Wednesday, May 21, 2008

CAP is CRAP - By Mark R. Kerr

Soon to be featured most likely in Tucson’s afternoon daily newspaper, also known as the Arizona Republic’s ugly stepchild, the Tucson Citizen is a fictional ditty from Cathi Herrod and Peter Gentala from the Center for Arizona Policy (CAP), entitled “We Must Prevent Gay Marriage in Arizona,” which ran in the Tuesday, May 20 edition of the Republic.

First is the opening in which the “unelected” California Supreme Court is derided, to the surprise of no one, over their recent decision in regards to marriage, criticized for their ruling which is interesting since the California Supreme Court justices are initially appointed but then face a retention vote by the “will of the people.”

Cathi and Peter ignored the fact and the record that the California Assembly and Republican Governor Arnold Schwarzenegger approved and signed into law a measure creating “domestic partnerships” giving all but a few rights that opposite sex couples have to same-sex couples in loving, committed relationships - thus creating the legal challenge that the California courts ruled on, stating separate is not equal because of the state’s equal protection clause in their constitution. Plessy V. Ferguson and Brown V. Board of Education, remember?

Another interesting point ever so conveniently missed by the ruling is that the court gave the California Assembly an out by giving them the opportunity to revisit and revise the law to create an equal recognition of relationships. Civil unions for all perhaps?

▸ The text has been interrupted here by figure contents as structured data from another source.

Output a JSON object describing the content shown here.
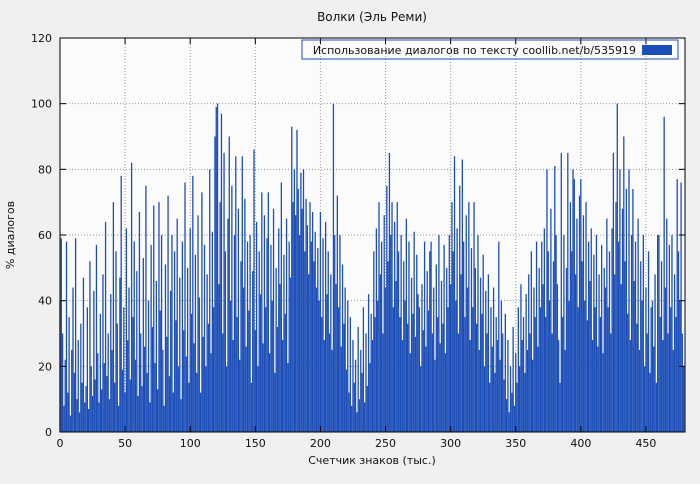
{
  "chart_data": {
    "type": "bar",
    "title": "Волки (Эль Реми)",
    "xlabel": "Счетчик знаков (тыс.)",
    "ylabel": "% диалогов",
    "legend_label": "Использование диалогов по тексту  coollib.net/b/535919",
    "xlim": [
      0,
      480
    ],
    "ylim": [
      0,
      120
    ],
    "x_ticks": [
      0,
      50,
      100,
      150,
      200,
      250,
      300,
      350,
      400,
      450
    ],
    "y_ticks": [
      0,
      20,
      40,
      60,
      80,
      100,
      120
    ],
    "grid": true,
    "legend_position": "top-right",
    "colors": {
      "bar": "#1c4eb8",
      "legend_border": "#1c4eb8"
    },
    "x_start": 0,
    "x_step": 1,
    "values": [
      40,
      59,
      30,
      8,
      22,
      58,
      12,
      35,
      5,
      25,
      44,
      18,
      59,
      10,
      28,
      6,
      33,
      15,
      47,
      9,
      14,
      38,
      7,
      52,
      20,
      11,
      43,
      16,
      57,
      24,
      9,
      36,
      13,
      48,
      21,
      64,
      17,
      30,
      10,
      42,
      25,
      70,
      15,
      55,
      33,
      8,
      47,
      78,
      19,
      38,
      12,
      62,
      28,
      44,
      16,
      82,
      35,
      58,
      22,
      49,
      11,
      67,
      30,
      14,
      53,
      26,
      75,
      18,
      40,
      9,
      57,
      32,
      69,
      21,
      46,
      13,
      70,
      37,
      60,
      25,
      8,
      51,
      29,
      72,
      17,
      43,
      60,
      12,
      55,
      34,
      65,
      20,
      47,
      10,
      58,
      31,
      76,
      23,
      50,
      15,
      62,
      36,
      78,
      27,
      54,
      18,
      66,
      41,
      12,
      73,
      29,
      57,
      20,
      48,
      33,
      80,
      24,
      61,
      38,
      90,
      99,
      100,
      45,
      70,
      97,
      30,
      85,
      55,
      20,
      65,
      90,
      40,
      75,
      28,
      60,
      84,
      35,
      68,
      22,
      52,
      84,
      44,
      71,
      26,
      58,
      37,
      60,
      15,
      49,
      86,
      31,
      64,
      20,
      55,
      42,
      73,
      27,
      66,
      38,
      59,
      73,
      24,
      57,
      40,
      68,
      18,
      50,
      32,
      62,
      45,
      76,
      28,
      54,
      36,
      65,
      21,
      58,
      47,
      93,
      70,
      80,
      66,
      92,
      74,
      60,
      79,
      68,
      80,
      55,
      71,
      63,
      48,
      70,
      58,
      67,
      52,
      61,
      44,
      56,
      40,
      67,
      35,
      59,
      28,
      64,
      42,
      55,
      30,
      48,
      25,
      100,
      60,
      45,
      72,
      38,
      60,
      26,
      51,
      33,
      44,
      19,
      40,
      12,
      35,
      8,
      28,
      15,
      22,
      6,
      32,
      10,
      25,
      18,
      38,
      9,
      30,
      14,
      42,
      21,
      36,
      28,
      55,
      35,
      62,
      40,
      70,
      48,
      58,
      30,
      66,
      44,
      75,
      52,
      85,
      60,
      70,
      38,
      64,
      46,
      70,
      55,
      35,
      60,
      28,
      52,
      40,
      65,
      33,
      58,
      24,
      47,
      36,
      61,
      29,
      54,
      42,
      38,
      20,
      45,
      31,
      58,
      26,
      49,
      37,
      55,
      58,
      30,
      44,
      22,
      51,
      35,
      60,
      27,
      46,
      33,
      57,
      24,
      50,
      38,
      60,
      45,
      70,
      55,
      84,
      40,
      62,
      30,
      75,
      48,
      83,
      58,
      35,
      66,
      44,
      70,
      28,
      56,
      38,
      70,
      50,
      33,
      60,
      25,
      47,
      36,
      54,
      20,
      43,
      30,
      48,
      15,
      38,
      26,
      44,
      18,
      35,
      28,
      58,
      22,
      40,
      30,
      16,
      36,
      10,
      28,
      6,
      20,
      12,
      32,
      8,
      24,
      15,
      38,
      20,
      45,
      28,
      35,
      18,
      42,
      25,
      48,
      30,
      55,
      22,
      44,
      35,
      58,
      26,
      50,
      38,
      58,
      45,
      62,
      35,
      80,
      55,
      40,
      68,
      30,
      52,
      81,
      60,
      45,
      28,
      15,
      85,
      35,
      60,
      25,
      50,
      85,
      40,
      70,
      55,
      80,
      77,
      48,
      65,
      38,
      72,
      77,
      52,
      66,
      40,
      70,
      34,
      58,
      46,
      62,
      28,
      54,
      38,
      60,
      26,
      48,
      35,
      57,
      24,
      50,
      44,
      65,
      38,
      55,
      30,
      62,
      85,
      48,
      70,
      100,
      58,
      80,
      45,
      68,
      90,
      52,
      74,
      36,
      80,
      28,
      60,
      74,
      46,
      58,
      33,
      65,
      25,
      52,
      40,
      60,
      20,
      44,
      30,
      55,
      18,
      38,
      40,
      26,
      48,
      15,
      60,
      60,
      35,
      52,
      28,
      96,
      44,
      65,
      30,
      57,
      38,
      60,
      25,
      48,
      35,
      77,
      55,
      40,
      76,
      30,
      20
    ]
  }
}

Further in this fictional ditty, they state it can happen in Arizona since “ . . . we face the exact same threat as California of having unelected judges trample on the will of the people.” In Arizona, there is voter retention of judges as well.

The people of California, through their representatives in the State legislature, twice approved a bill to provide for the inclusion of same-sex couples in their "marriage" laws, but both times, the bill was vetoed by Governor Schwarzenegger, who said when he vetoed it that he believed "it is up to the state Supreme Court" to decide the issue.

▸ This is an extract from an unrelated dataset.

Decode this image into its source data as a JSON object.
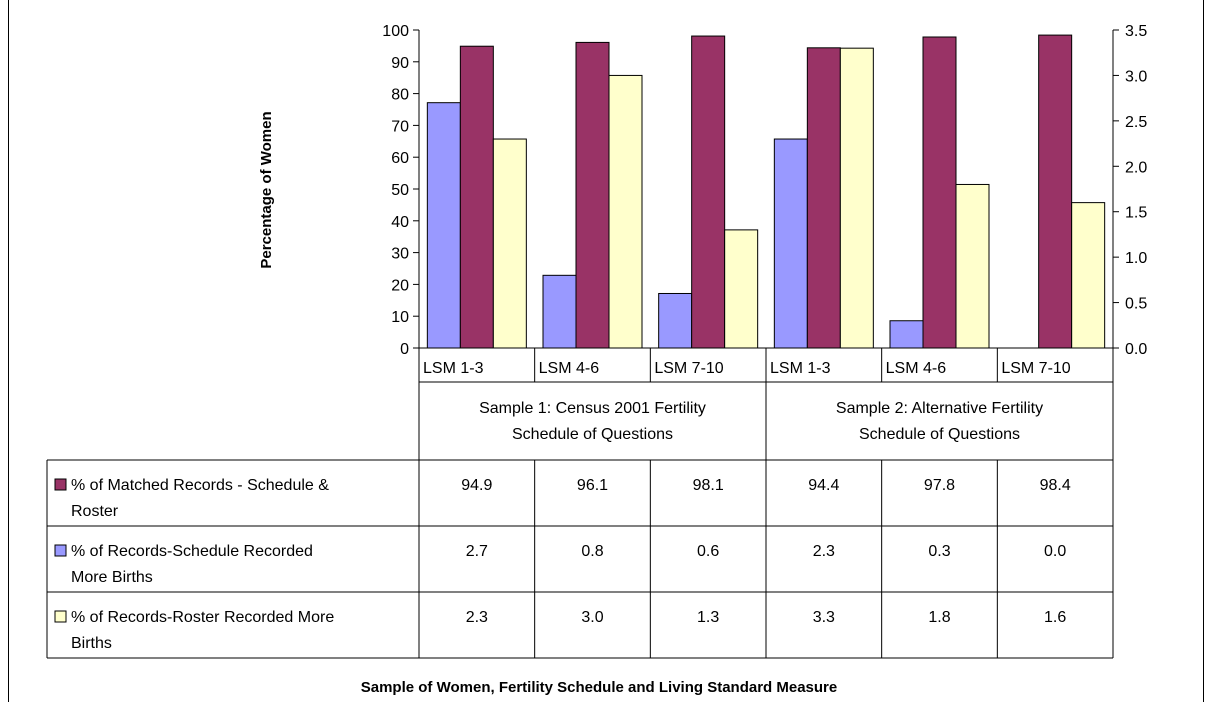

“That's exactly why Arizona voters should have the opportunity to vote on the definition of marriage in November,” is the next sentence following in Cathi and Peter’s piece, but they don’t want the people, a minimum of 230,047 registered Arizona voters, to sign petitions, as other organizations with proposed state constitutional amendments are doing, they want the Arizona Legislature to give them a free handout, to the tune of roughly $500,000, and place their proposal on the November general election ballot.

Sound familiar? Flash back a dozen years to 1996, when the then President of CAP, Len Munsil - the former 2006 Republican gubernatorial nominee, drafted the law (Arizona Revised Statute (ARS) 25-101 and ARS 25-112), defining marriage as between “one man and one woman,” and not having the people vote on it but getting it approved by the Arizona Legislature and signed into law by then Governor Fife Symington.

“Opponents of allowing the people to decide on marriage claim that an amendment is unnecessary in Arizona because of a court ruling from 2003. That is absurd. What happened in California can happen here,” they wrote.

Covering up the truth for convenience can be the nicest term to use in this part of Cathi and Peter’s piece since it was the court case Standhardt V. Superior Court they are referring to. In this, the plaintiffs challenged the Arizona statutes on 34 instances and the courts, including the Arizona Court of Appeals and the Arizona Supreme Court ruled that the laws were constitutional and thus, court precedent some that is followed in the judicial branch of government, something you think Peter would know being a lawyer.

Cathi and Peter end their written diatribe with “ . . . The definition of marriage is not a judge's decision. It's not a politician's decision. Let Arizonans decide the future of marriage in our state.” Interesting to say the least since CAP went through politicians to define their view of marriage and were happy in 2004 with the Arizona court decision and the voters told Cathi, Peter and CAP, that they were crap with their ballot proposition in 2006 on the same subject!